Being an open source robot arm fan, it would be impossible for me to not look into the uArm by uFactory. This is a really nice open source robot arm being made in Shenzhen. The team executed a very successful Kickstarter last year to the tune on $250k and has continued to support, add new capabilities and revamp the design of their arm. The current arm is a sleek aluminum arm that comes almost fully assembled (just add 10 screws). There is software already loaded on the Arduino compatible control board and all that needs to be done is for the user to download a control app and get going.
My kids and I gave it a whirl with the standard downloaded app last week and I have to say the arm is very easy to control, and while I lost interest with the standard app, my kids went strong all night! The main thing to do is to pick things up with the included suction cup end effector, with the included application you can use the mouse and mouse buttons to completely control the arm. It worked really well and was easy to control. The arm is surprisingly strong, able to pick up heavy items like an apple. Most of the use of the arm is built around the suction cup, however I know that they have a gripper in the works (benefit of it being open source is that you can look at their GrabCad Page).
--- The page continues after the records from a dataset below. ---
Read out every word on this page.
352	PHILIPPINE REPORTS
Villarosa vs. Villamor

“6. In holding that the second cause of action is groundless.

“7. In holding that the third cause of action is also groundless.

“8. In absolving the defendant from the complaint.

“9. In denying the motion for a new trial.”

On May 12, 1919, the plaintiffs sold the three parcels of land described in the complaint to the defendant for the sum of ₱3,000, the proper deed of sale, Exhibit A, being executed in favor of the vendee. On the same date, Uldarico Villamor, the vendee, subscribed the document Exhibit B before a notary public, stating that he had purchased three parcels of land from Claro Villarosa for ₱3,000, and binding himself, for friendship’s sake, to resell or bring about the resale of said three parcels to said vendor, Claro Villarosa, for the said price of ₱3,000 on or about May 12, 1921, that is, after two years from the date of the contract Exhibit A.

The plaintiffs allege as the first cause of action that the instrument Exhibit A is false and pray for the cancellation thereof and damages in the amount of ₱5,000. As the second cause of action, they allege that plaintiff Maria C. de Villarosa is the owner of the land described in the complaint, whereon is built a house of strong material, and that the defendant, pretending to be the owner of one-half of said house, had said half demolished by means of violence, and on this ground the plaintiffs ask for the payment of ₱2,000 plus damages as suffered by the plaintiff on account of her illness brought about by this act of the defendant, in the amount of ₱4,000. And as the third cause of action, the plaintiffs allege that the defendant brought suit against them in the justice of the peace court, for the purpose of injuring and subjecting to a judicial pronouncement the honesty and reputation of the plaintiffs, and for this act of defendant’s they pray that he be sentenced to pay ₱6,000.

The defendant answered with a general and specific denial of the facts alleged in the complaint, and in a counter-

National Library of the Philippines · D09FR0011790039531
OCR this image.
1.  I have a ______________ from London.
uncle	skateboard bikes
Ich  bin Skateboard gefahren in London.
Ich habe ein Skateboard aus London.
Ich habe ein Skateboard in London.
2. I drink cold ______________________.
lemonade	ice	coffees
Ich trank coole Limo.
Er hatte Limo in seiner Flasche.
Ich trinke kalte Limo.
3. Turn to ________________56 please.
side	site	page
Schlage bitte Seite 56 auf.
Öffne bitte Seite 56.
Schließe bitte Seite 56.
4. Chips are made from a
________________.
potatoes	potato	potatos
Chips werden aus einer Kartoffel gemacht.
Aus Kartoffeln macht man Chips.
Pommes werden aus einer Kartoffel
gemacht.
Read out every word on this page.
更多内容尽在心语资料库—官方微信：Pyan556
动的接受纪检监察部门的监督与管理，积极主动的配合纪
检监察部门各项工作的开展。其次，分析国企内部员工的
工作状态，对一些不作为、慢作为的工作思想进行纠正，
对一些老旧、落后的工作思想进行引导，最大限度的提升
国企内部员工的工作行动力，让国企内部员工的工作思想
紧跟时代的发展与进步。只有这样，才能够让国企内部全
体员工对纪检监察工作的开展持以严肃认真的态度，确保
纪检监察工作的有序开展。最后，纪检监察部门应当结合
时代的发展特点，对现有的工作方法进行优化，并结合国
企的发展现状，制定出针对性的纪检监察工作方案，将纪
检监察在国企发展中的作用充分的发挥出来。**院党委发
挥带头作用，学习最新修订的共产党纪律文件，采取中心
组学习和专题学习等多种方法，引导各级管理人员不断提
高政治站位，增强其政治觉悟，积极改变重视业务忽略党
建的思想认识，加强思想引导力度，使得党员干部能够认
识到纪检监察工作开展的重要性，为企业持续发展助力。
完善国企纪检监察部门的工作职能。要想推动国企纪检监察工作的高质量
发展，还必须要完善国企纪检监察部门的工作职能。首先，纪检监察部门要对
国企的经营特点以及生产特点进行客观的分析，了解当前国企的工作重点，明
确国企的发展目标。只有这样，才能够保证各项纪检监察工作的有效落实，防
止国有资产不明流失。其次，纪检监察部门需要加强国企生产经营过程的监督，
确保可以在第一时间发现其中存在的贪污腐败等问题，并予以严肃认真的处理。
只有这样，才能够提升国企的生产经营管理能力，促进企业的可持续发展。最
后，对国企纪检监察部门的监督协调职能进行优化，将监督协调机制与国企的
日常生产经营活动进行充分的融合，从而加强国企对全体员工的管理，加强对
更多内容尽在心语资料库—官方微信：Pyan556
As far as building in your own uses for the arm, they did a good job of abstracting out the the firmware running on the Arduino from the desktop application, which enables you to just focus on the desktop development to get the arm to do something interesting or automated. Currently they have developed a few interesting desktop apps including one for the Leap Motion. What I would like to see is this integrated with scratch or Blockly (I prefer Blocky) so that I can encourage my kids to have the arm do something interesting, like dealing out four decks of Uno cards (a frequent occurrence in our house).
At $299 it certainly isn’t an impulse buy, but this is also a bit more than a toy. It is robust and feels like it could take quite a beating and actually do something useful. I would recommend it if you are interested in playing with open source robot arms.